SnO2 epitaxial films with varying thickness on c-sapphire: Structure evolution and optical band gap modulation

Abstract

A series of a-plane SnO2 films with thickness between 2.5nm and 1436nm were grown epitaxially on c-sapphire by pulsed laser deposition (PLD), to allow a detailed probe into the structure evolution and optical band gap modulation of SnO2 with growing thickness. All films exhibit excellent out-of-plane ordering (lowest (200) rocking-curve half width ∼0.01°) with an orientation of SnO2(100) || Al2O3(0001), while three equivalent domains that are rotated by 120° with one another coexist in-plane with SnO2[010] || Al2O3 [11–20]. Initially the SnO2(100) film assumes a two-dimensional (2D) layer-by-layer growth mode with atomically smooth surface (minimum root-mean-square roughness of 0.183nm), and endures compressive strain along both c and a axes as well as mild tensile strain along the b-axis.

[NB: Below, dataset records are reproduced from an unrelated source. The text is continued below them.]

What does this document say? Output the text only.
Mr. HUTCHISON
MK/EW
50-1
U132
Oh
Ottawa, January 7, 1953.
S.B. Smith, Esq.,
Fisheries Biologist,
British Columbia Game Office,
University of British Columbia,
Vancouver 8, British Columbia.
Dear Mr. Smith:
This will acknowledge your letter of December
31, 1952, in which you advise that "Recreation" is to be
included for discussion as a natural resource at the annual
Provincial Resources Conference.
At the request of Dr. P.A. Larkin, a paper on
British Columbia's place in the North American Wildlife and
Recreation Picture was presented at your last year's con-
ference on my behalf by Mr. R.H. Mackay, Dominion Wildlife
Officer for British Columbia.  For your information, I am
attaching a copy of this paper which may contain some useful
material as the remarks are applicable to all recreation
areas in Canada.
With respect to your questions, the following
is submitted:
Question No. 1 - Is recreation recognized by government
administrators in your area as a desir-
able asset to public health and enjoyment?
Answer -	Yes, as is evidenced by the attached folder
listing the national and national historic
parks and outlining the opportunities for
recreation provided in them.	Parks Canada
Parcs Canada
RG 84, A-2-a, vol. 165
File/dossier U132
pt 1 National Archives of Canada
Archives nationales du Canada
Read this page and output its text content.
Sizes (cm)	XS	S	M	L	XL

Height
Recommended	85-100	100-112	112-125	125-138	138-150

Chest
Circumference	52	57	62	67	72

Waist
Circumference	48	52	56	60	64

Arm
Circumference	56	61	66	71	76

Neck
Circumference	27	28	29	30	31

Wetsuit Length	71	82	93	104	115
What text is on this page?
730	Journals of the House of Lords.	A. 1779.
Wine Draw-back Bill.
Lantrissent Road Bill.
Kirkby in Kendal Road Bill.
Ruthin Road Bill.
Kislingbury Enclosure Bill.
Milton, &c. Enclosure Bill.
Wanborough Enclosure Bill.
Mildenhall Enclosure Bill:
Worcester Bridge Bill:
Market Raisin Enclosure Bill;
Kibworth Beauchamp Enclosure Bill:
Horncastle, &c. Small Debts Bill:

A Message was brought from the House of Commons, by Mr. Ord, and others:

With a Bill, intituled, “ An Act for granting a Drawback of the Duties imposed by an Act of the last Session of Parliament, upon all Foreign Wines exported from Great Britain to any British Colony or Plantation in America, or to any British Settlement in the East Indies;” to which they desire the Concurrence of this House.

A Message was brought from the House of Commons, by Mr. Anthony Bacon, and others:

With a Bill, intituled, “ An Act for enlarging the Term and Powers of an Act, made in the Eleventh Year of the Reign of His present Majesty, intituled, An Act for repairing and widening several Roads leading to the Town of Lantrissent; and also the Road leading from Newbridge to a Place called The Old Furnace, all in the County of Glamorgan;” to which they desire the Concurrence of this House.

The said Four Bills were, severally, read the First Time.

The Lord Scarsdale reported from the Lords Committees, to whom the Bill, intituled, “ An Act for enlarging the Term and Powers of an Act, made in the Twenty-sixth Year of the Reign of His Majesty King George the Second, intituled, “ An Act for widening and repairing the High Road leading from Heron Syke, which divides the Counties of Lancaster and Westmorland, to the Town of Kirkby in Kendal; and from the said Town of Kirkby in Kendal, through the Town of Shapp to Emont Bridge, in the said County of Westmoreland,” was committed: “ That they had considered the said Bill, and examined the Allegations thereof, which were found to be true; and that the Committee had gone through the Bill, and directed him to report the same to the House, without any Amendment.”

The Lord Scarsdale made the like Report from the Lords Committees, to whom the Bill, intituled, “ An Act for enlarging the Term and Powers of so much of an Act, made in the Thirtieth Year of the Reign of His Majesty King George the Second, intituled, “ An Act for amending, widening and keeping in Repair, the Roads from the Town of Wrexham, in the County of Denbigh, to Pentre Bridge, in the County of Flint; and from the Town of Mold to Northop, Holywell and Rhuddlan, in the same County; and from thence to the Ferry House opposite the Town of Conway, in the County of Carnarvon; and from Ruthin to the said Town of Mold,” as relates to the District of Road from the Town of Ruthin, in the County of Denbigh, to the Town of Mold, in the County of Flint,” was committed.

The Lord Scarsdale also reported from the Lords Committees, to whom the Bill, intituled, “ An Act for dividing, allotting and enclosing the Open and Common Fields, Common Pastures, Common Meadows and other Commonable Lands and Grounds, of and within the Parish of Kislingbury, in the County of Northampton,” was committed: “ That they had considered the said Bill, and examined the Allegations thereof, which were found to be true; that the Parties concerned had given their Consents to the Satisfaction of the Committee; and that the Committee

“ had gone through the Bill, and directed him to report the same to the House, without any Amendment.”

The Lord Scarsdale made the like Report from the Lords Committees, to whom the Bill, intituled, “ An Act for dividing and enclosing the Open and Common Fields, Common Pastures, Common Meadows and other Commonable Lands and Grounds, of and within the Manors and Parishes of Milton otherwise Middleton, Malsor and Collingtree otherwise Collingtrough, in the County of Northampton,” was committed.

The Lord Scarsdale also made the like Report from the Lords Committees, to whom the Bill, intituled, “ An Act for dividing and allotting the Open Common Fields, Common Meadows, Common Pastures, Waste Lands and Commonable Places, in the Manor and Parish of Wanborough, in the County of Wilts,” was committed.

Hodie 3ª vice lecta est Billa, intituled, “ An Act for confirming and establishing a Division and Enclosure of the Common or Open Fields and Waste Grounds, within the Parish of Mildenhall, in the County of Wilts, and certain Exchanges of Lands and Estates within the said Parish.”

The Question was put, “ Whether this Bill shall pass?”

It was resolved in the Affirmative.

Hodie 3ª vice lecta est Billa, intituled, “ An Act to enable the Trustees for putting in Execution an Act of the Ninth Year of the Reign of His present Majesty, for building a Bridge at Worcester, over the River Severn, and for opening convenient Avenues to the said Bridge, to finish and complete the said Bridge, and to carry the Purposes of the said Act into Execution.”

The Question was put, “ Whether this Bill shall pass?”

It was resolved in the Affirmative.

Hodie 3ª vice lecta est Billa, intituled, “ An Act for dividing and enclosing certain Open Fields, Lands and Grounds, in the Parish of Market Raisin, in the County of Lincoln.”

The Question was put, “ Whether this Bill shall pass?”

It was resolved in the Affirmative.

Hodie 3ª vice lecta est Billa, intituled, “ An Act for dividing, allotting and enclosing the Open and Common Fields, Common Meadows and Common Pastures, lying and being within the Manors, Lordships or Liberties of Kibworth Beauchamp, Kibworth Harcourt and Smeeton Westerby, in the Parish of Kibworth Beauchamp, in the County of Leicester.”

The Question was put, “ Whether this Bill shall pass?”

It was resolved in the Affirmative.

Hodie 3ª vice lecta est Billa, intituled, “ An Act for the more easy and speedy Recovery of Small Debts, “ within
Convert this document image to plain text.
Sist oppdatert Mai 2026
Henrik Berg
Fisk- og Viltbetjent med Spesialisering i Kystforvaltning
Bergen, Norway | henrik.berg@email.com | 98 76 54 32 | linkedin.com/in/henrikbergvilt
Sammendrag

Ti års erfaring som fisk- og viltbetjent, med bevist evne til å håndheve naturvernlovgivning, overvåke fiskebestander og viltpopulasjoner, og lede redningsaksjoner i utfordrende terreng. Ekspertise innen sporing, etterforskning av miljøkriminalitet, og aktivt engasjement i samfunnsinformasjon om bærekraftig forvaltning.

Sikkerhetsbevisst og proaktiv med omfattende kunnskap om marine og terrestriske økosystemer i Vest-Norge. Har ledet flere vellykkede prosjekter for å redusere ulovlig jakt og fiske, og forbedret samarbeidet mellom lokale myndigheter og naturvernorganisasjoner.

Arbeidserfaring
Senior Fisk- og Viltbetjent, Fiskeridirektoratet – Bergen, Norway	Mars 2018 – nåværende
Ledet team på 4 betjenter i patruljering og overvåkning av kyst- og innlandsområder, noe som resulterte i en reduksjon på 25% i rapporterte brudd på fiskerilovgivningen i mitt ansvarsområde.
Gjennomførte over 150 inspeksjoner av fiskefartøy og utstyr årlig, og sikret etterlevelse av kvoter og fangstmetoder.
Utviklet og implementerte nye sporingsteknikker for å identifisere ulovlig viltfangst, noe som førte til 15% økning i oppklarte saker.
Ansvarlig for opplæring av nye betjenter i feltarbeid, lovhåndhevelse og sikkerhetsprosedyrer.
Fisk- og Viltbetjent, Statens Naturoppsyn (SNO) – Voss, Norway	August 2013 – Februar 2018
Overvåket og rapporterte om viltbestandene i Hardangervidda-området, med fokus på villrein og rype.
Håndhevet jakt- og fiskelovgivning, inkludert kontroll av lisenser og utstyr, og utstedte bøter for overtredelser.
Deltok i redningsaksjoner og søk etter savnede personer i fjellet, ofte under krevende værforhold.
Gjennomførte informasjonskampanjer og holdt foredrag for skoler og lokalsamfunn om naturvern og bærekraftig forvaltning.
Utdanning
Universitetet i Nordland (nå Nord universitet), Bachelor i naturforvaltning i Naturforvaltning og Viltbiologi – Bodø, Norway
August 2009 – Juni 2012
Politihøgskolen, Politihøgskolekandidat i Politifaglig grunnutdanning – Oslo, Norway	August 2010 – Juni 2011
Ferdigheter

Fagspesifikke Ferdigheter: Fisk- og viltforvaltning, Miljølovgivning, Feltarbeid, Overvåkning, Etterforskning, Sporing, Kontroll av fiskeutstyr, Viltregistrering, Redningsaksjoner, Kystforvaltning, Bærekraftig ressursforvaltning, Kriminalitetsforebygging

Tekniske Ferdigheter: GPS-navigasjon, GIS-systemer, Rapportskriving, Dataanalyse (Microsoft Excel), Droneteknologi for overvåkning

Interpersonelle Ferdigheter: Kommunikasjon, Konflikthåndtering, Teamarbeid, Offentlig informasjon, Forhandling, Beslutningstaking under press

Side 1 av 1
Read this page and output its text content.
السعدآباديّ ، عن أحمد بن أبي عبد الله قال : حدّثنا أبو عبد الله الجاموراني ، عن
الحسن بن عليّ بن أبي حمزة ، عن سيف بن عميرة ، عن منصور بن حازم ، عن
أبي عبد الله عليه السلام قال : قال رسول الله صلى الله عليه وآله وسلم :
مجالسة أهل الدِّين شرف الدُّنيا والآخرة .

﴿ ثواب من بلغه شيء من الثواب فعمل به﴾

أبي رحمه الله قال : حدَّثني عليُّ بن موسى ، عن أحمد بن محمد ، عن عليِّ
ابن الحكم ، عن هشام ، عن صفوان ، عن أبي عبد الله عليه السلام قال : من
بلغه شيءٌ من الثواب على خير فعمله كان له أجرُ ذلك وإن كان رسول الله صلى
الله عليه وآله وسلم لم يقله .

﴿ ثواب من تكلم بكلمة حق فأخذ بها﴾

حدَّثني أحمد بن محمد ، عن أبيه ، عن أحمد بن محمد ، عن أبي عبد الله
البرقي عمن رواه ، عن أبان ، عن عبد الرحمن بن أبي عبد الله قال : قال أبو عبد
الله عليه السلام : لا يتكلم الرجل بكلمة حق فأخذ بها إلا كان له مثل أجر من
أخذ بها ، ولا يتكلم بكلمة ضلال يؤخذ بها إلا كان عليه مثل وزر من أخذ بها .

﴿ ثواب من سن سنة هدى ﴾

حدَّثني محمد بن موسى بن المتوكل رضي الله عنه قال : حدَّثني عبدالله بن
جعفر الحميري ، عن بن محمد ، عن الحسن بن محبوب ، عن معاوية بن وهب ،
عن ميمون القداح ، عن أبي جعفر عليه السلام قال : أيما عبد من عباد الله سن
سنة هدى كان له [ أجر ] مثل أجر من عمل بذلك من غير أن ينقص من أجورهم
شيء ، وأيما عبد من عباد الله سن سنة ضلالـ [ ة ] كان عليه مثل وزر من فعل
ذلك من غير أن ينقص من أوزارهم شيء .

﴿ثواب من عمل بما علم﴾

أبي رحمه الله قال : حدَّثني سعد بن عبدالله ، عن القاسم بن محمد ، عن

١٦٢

With increasing thickness, transition from the 2D to 3D island growth mode takes place, leading to formation of various defects to allow relief of the stress and thus relaxation of the film towards bulk SnO2. More interestingly, with increasing thickness from nm to μm, the SnO2 films present a non-monotonic V-shaped variation in the optical band gap energy. While the band gap of SnO2 films thinner than 6.1nm increases rapidly with decreasing film thickness due to the quantum size effect, the band gap of thicker SnO2 films broadens almost linearly with increasing film thickness up to 374nm, as a result of the strain effect. The present work sheds light on future design of SnO2 films with desired band gap for particular applications by thickness control and strain engineering.